9. Period of validity, amendments and addition
9.1. The present General Terms and Conditions enter into force upon signature of the separate supply agreement. HALBA’s General Terms and Conditions may be amended or supplemented at any time. The purchaser will be notified of amendments and supplements to the General Terms and Conditions by e-mail.
9.2. As of the date of the announcement, the purchaser will have four weeks within which to express any reservations to the person responsible at HALBA, by registered letter. Otherwise, the changes and additions will be deemed to have been accepted.
10. Applicable law and place of jurisdiction
10.1. These General Terms and Conditions and all agreements based thereon are subject to Swiss law only, excluding the United Nations Convention on Contracts for the International Sale of Goods (SR 0.221.211.1) and all provisions of the Swiss International Private Law Act (IPLA, SR 291). If the purchaser does not have a residence in Switzerland, there shall be no choice of law regarding the property law portion of the retention of title.
10.2. The sole place of jurisdiction for disputes arising from these General Terms and Conditions or all agreements based thereon and/or deliveries shall be Basel.
10.3. Alternatively, any disputes, disagreements or claims arising out of or in connection with these General Terms and Conditions or any agreements and/or deliveries of goods based thereon, including in relation to their validity, invalidity, infringement or dissolution, may be settled by arbitration in accordance with the Swiss Rules of International Arbitration of the Swiss Chambers' Arbitration Institution. The version of the Rules of Arbitration in force at the time the initiating notice is served will apply.
10.4. The arbitral tribunal must be composed of at least three members.

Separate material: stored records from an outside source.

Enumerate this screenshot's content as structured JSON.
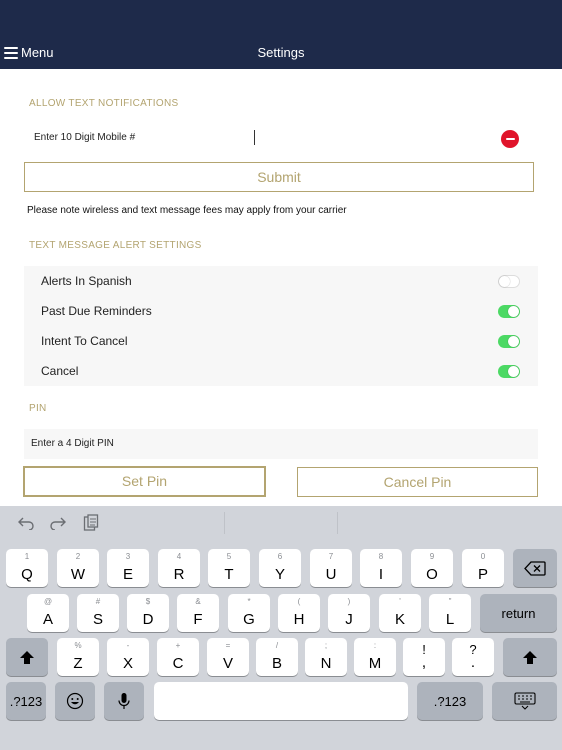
{
  "header": {
    "menu_label": "Menu",
    "title": "Settings"
  },
  "notifications": {
    "section_label": "ALLOW TEXT NOTIFICATIONS",
    "phone_placeholder": "Enter 10 Digit Mobile #",
    "submit_label": "Submit",
    "fee_note": "Please note wireless and text message fees may apply from your carrier"
  },
  "alerts": {
    "section_label": "TEXT MESSAGE ALERT SETTINGS",
    "items": [
      {
        "label": "Alerts In Spanish",
        "enabled": false
      },
      {
        "label": "Past Due Reminders",
        "enabled": true
      },
      {
        "label": "Intent To Cancel",
        "enabled": true
      },
      {
        "label": "Cancel",
        "enabled": true
      }
    ]
  },
  "pin": {
    "section_label": "PIN",
    "placeholder": "Enter a 4 Digit PIN",
    "set_label": "Set Pin",
    "cancel_label": "Cancel Pin"
  },
  "keyboard": {
    "row1": [
      {
        "main": "Q",
        "alt": "1"
      },
      {
        "main": "W",
        "alt": "2"
      },
      {
        "main": "E",
        "alt": "3"
      },
      {
        "main": "R",
        "alt": "4"
      },
      {
        "main": "T",
        "alt": "5"
      },
      {
        "main": "Y",
        "alt": "6"
      },
      {
        "main": "U",
        "alt": "7"
      },
      {
        "main": "I",
        "alt": "8"
      },
      {
        "main": "O",
        "alt": "9"
      },
      {
        "main": "P",
        "alt": "0"
      }
    ],
    "row2": [
      {
        "main": "A",
        "alt": "@"
      },
      {
        "main": "S",
        "alt": "#"
      },
      {
        "main": "D",
        "alt": "$"
      },
      {
        "main": "F",
        "alt": "&"
      },
      {
        "main": "G",
        "alt": "*"
      },
      {
        "main": "H",
        "alt": "("
      },
      {
        "main": "J",
        "alt": ")"
      },
      {
        "main": "K",
        "alt": "'"
      },
      {
        "main": "L",
        "alt": "\""
      }
    ],
    "row3": [
      {
        "main": "Z",
        "alt": "%"
      },
      {
        "main": "X",
        "alt": "-"
      },
      {
        "main": "C",
        "alt": "+"
      },
      {
        "main": "V",
        "alt": "="
      },
      {
        "main": "B",
        "alt": "/"
      },
      {
        "main": "N",
        "alt": ";"
      },
      {
        "main": "M",
        "alt": ":"
      },
      {
        "main": ",",
        "alt": "!"
      },
      {
        "main": ".",
        "alt": "?"
      }
    ],
    "return_label": "return",
    "numbers_label": ".?123"
  }
}
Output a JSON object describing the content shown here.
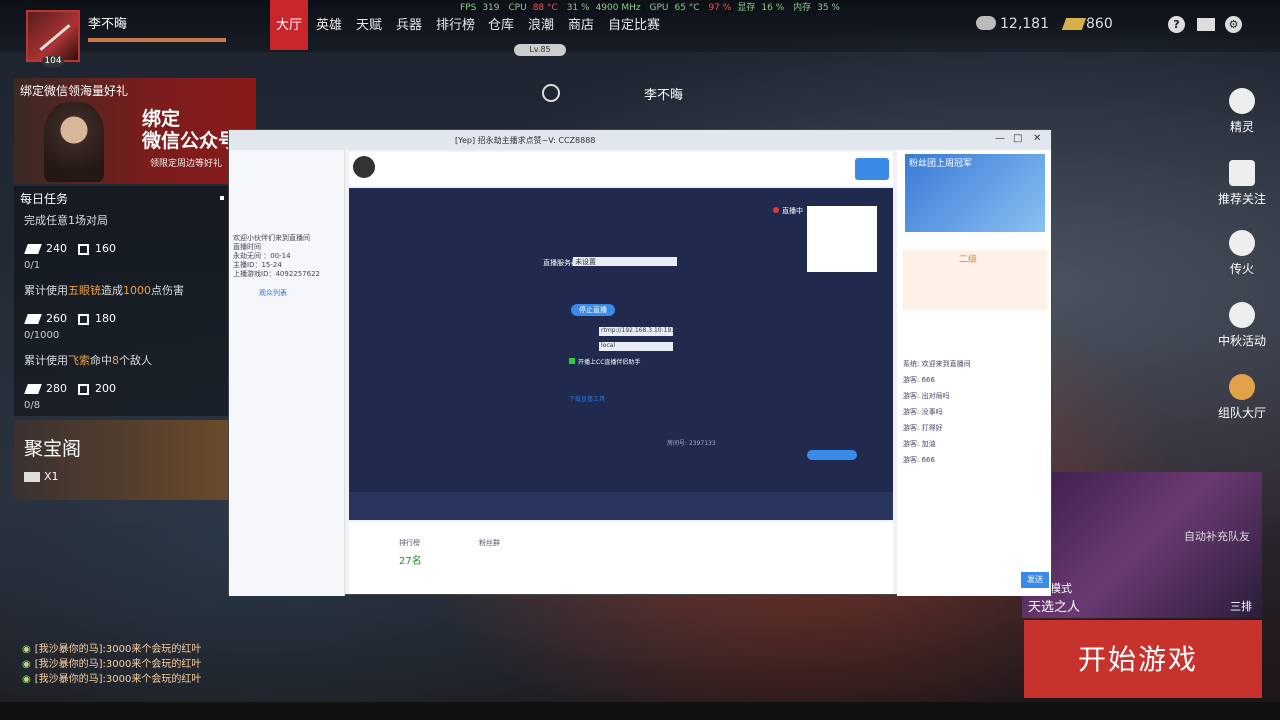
{
  "player": {
    "name": "李不晦",
    "level": "104",
    "lv_badge": "Lv.85"
  },
  "nav": [
    "大厅",
    "英雄",
    "天赋",
    "兵器",
    "排行榜",
    "仓库",
    "浪潮",
    "商店",
    "自定比赛"
  ],
  "sysinfo": {
    "fps_label": "FPS",
    "fps": "319",
    "cpu_label": "CPU",
    "cpu_temp": "88 °C",
    "cpu_load": "31 %",
    "cpu_freq": "4900 MHz",
    "gpu_label": "GPU",
    "gpu_temp": "65 °C",
    "gpu_load": "97 %",
    "vram_label": "显存",
    "vram": "16 %",
    "ram_label": "内存",
    "ram": "35 %"
  },
  "currency": {
    "coins": "12,181",
    "gold": "860"
  },
  "center_name": "李不晦",
  "promo": {
    "title": "绑定微信领海量好礼",
    "big1": "绑定",
    "big2": "微信公众号",
    "small": "领限定周边等好礼"
  },
  "tasks": {
    "title": "每日任务",
    "items": [
      {
        "text": "完成任意1场对局",
        "r1": "240",
        "r2": "160",
        "progress": "0/1"
      },
      {
        "text_pre": "累计使用",
        "highlight": "五眼铳",
        "text_mid": "造成",
        "highlight2": "1000",
        "text_post": "点伤害",
        "r1": "260",
        "r2": "180",
        "progress": "0/1000"
      },
      {
        "text_pre": "累计使用",
        "highlight": "飞索",
        "text_mid": "命中",
        "highlight2": "8",
        "text_post": "个敌人",
        "r1": "280",
        "r2": "200",
        "progress": "0/8"
      }
    ]
  },
  "jubao": {
    "title": "聚宝阁",
    "count": "X1"
  },
  "chatlog": [
    "[我沙暴你的马]:3000来个会玩的红叶",
    "[我沙暴你的马]:3000来个会玩的红叶",
    "[我沙暴你的马]:3000来个会玩的红叶"
  ],
  "right_menu": [
    "精灵",
    "推荐关注",
    "传火",
    "中秋活动",
    "组队大厅"
  ],
  "team_card": {
    "label": "自动补充队友",
    "mode": "单排模式",
    "hero": "天选之人",
    "type": "三排"
  },
  "start_button": "开始游戏",
  "stream": {
    "title": "[Yep] 招永劫主播求点赞~V: CCZ8888",
    "live_status": "直播中",
    "server_label": "直播服务器:",
    "server_value": "未设置",
    "start_btn": "停止直播",
    "rtmp_label": "rtmp://192.168.3.10:1935",
    "local_label": "local",
    "check_label": "开播上CC直播伴侣助手",
    "download_link": "下载直播工具",
    "id_label": "房间号",
    "id_value": "2397133",
    "left_info": [
      "欢迎小伙伴们来到直播间",
      "直播时间",
      "永劫无间 ：00-14",
      "主播ID：15-24",
      "上播游戏ID：4092257622"
    ],
    "left_list_title": "观众列表",
    "rank_label": "排行榜",
    "rank_value": "27名",
    "gift_label": "粉丝群",
    "right_banner": "粉丝团上周冠军",
    "right_level": "二级",
    "chat": [
      "系统: 欢迎来到直播间",
      "游客: 666",
      "游客: 出对局吗",
      "游客: 没事吗",
      "游客: 打得好",
      "游客: 加油",
      "游客: 666"
    ],
    "send_btn": "发送"
  }
}
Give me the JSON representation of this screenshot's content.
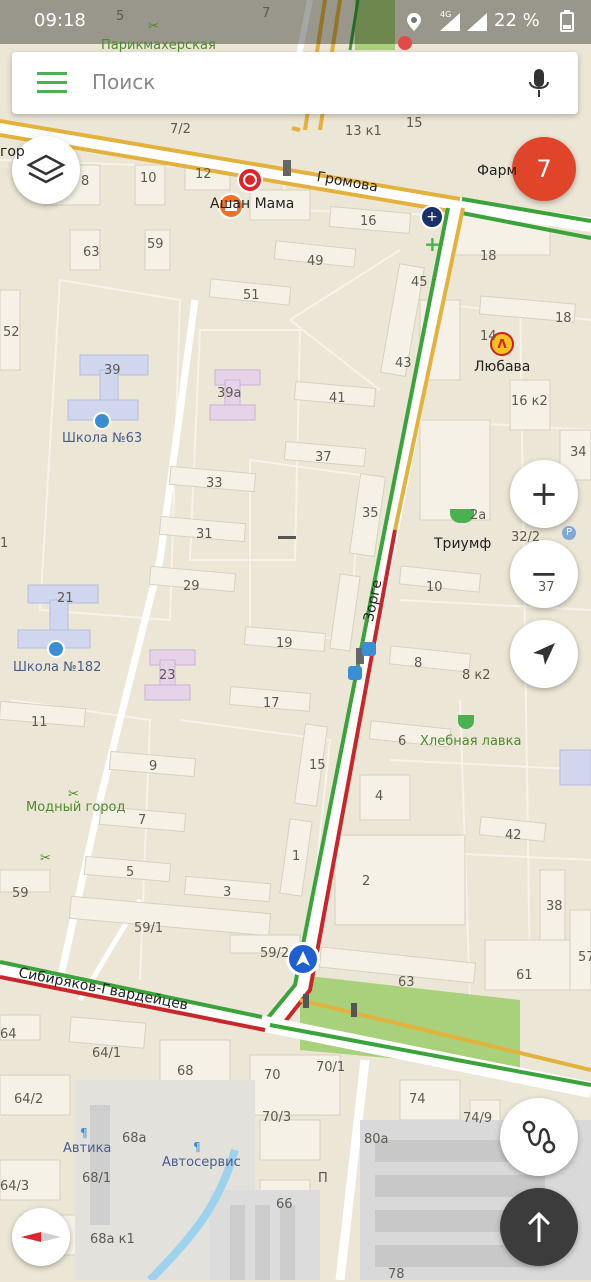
{
  "status": {
    "time": "09:18",
    "network": "4G",
    "battery": "22 %"
  },
  "search": {
    "placeholder": "Поиск"
  },
  "badge": {
    "count": "7"
  },
  "colors": {
    "green_road": "#3aa33a",
    "red_road": "#c8262b",
    "yellow_road": "#e3b23c",
    "brand_green": "#4caf50",
    "nav_blue": "#1f5fd1",
    "park": "#a9d07a"
  },
  "icons": [
    "menu-icon",
    "microphone-icon",
    "layers-icon",
    "zoom-in-icon",
    "zoom-out-icon",
    "my-location-icon",
    "route-icon",
    "navigation-arrow-icon",
    "compass-icon"
  ],
  "zoom": {
    "plus": "+",
    "minus": "−"
  },
  "streets": {
    "gromova": "Громова",
    "zorge": "Зорге",
    "sibiryakov": "Сибиряков-Гвардейцев"
  },
  "pois": {
    "parikmakherskaya": "Парикмахерская",
    "avto_mama": "Ашан Мама",
    "lyubava": "Любава",
    "triumf": "Триумф",
    "khlebnaya_lavka": "Хлебная лавка",
    "shkola63": "Школа №63",
    "shkola182": "Школа №182",
    "modny_gorod": "Модный город",
    "avtika": "Автика",
    "avtoservis": "Автосервис",
    "farm": "Фарм",
    "gor": "гор"
  },
  "houses": {
    "h5": "5",
    "h7": "7",
    "h7_2": "7/2",
    "h13k1": "13 к1",
    "h15": "15",
    "h8": "8",
    "h10": "10",
    "h12": "12",
    "h16": "16",
    "h63": "63",
    "h59": "59",
    "h49": "49",
    "h51": "51",
    "h45": "45",
    "h52": "52",
    "h39": "39",
    "h39a": "39а",
    "h43": "43",
    "h41": "41",
    "h37": "37",
    "h33": "33",
    "h35": "35",
    "h31": "31",
    "h29": "29",
    "h19": "19",
    "h21": "21",
    "h23": "23",
    "h17": "17",
    "h11": "11",
    "h9": "9",
    "h15b": "15",
    "h7b": "7",
    "h5b": "5",
    "h3": "3",
    "h1": "1",
    "h59b": "59",
    "h59_1": "59/1",
    "h59_2": "59/2",
    "h63b": "63",
    "h18": "18",
    "h14": "14",
    "h18b": "18",
    "h16k2": "16 к2",
    "h34": "34",
    "h2a": "2а",
    "h32_2": "32/2",
    "h10b": "10",
    "h37b": "37",
    "h8b": "8",
    "h8k2": "8 к2",
    "h6": "6",
    "h4": "4",
    "h42": "42",
    "h2": "2",
    "h38": "38",
    "h61": "61",
    "h57": "57",
    "h64": "64",
    "h64_1": "64/1",
    "h68": "68",
    "h70": "70",
    "h70_1": "70/1",
    "h70_3": "70/3",
    "h74": "74",
    "h74_9": "74/9",
    "h64_2": "64/2",
    "h68a": "68а",
    "h68_1": "68/1",
    "h80a": "80а",
    "h64_3": "64/3",
    "h66": "66",
    "h68ak1": "68а к1",
    "h78": "78",
    "h1b": "1"
  }
}
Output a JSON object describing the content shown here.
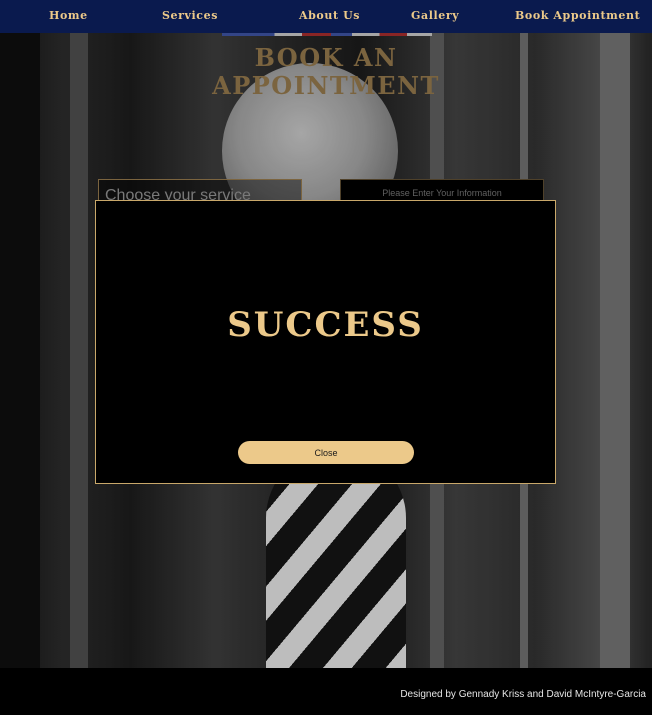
{
  "nav": {
    "items": [
      {
        "label": "Home"
      },
      {
        "label": "Services"
      },
      {
        "label": "About Us"
      },
      {
        "label": "Gallery"
      },
      {
        "label": "Book Appointment"
      }
    ]
  },
  "page": {
    "title": "BOOK AN APPOINTMENT"
  },
  "form": {
    "service_placeholder": "Choose your service",
    "info_placeholder": "Please Enter Your Information"
  },
  "modal": {
    "title": "SUCCESS",
    "close_label": "Close"
  },
  "footer": {
    "credit": "Designed by Gennady Kriss and David McIntyre-Garcia"
  },
  "colors": {
    "nav_bg": "#0a1a4e",
    "accent_gold": "#ecc98a",
    "modal_border": "#c9a86a"
  }
}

10.5. The venue for the arbitration proceedings is Geneva, Switzerland.
10.6. The language of the arbitration proceedings is English.
11. Concluding provisions
11.1. General terms and conditions or other conditions of the purchaser, appearing, for example, on order forms or in the Code of Conduct, are not applicable.
11.2. Rights or obligations based on these General Terms and Conditions or delivery agreements may not be transferred to third parties without the prior written consent of the other party.
11.3. If the General Terms and Conditions or the delivery agreement do not provide for any special form, conditions requiring communications to be made in writing will be deemed to have been met if an e-mail can be shown to have been delivered.
11.4. If one of the parties waives the assertion of an agreed right in a specific case, this cannot be deemed to constitute a general waiver of this right or other rights arising from these General Terms and Conditions or from a separate delivery agreement.